The larger parcel is adjacent to the east side of Highway 9. It was rezoned to agricultural from residential estate, also called R-20.
Currant Creek runs north to south through the west side of the property. It also contains wetlands plus a 100-year floodplain, and areas of possible geologic hazard. The east side of the parcel has slopes over 25 percent grade.
Curtis bought three adjacent parcels in 2005. She recently consolidated them into one parcel in order to obtain the agricultural zoning.
Curtis said she plans to continue leasing out the property for grazing and hunting.
Adjacent neighbor Roberta Smith had several questions regarding possible future uses and the effect of beaver dams on the Smiths’ water rights.
Elsner said she should talk to the water commissioner, but it was his understanding that beaver dams are allowed under Colorado water law and not considered as a taking from downstream water rights owners.
The 20-acre parcel was rezoned from residential to residential estate. It is west of Highway 9 in Pike Trail Ranches subdivision on Chipmunk Circle.
Curtis has lived there since 2004. With the rezoning to residential estate, she can have a horse and chickens.
Hold harmless agreement
The Town of Fairplay received a release and hold harmless agreement for the annual burro race on July 28 during Burro Days.

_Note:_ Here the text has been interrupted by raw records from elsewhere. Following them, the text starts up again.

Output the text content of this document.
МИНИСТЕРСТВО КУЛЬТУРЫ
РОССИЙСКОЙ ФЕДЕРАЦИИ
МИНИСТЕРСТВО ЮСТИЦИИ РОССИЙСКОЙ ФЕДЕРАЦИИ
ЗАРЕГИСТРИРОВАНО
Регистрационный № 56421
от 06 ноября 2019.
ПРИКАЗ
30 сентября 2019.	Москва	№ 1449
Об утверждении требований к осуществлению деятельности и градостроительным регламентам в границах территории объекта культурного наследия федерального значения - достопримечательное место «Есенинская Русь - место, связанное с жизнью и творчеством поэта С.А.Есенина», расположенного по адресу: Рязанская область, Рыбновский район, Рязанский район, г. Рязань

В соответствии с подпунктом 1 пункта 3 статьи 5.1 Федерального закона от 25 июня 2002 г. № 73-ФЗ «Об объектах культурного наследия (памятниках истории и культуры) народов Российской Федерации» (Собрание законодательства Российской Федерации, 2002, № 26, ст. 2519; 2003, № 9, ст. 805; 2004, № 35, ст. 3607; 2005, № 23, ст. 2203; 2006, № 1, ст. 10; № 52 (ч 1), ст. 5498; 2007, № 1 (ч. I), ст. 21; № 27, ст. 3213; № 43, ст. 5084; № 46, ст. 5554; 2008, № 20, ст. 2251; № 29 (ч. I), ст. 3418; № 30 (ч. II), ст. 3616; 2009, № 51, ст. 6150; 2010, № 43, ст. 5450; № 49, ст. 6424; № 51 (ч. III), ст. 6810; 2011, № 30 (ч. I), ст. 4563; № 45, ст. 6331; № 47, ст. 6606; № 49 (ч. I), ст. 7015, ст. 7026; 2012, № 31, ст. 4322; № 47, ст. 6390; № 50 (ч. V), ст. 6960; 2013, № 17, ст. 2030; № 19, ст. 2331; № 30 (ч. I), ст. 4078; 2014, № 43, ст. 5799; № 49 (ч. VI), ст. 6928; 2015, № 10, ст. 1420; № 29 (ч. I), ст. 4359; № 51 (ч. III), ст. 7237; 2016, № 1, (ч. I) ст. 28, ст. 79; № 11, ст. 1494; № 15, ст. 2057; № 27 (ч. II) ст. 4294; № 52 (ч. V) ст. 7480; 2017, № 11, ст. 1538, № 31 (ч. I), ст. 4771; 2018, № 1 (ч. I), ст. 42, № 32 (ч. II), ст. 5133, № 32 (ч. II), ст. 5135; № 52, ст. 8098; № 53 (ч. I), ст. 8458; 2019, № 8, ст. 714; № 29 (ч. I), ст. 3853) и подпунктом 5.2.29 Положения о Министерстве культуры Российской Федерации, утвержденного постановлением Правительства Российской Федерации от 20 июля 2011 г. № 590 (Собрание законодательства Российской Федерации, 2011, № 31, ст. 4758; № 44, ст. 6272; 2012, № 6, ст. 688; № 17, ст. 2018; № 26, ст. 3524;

According to the staff report, the race has been run for 71 years.
The 29-mile-roundtrip race begins on Front Street by the Hand Hotel, goes through South Park City and on Highway 9 to CR 12, just south of Alma.
From CR 12, the race runs up CR 696 to the summit of Mosquito Pass. Burros and racers run back down CR 12 and return to Fairplay.
A shorter race is also run along the same route but is about half the length.
Vouchers were approved for $370,488.
Commissioner Dick Elsner said $245,683 from the fleet fund was the first payment on three road graders purchased last week.
The general fund spent $90,242. Next highest was the public works fund with $12,518 in expenditures.
The grant fund spent $8,693, and the sales tax fund spent $5,939 and the conservation trust fund spent $42.
The remaining $7,372 was spent by human services fund.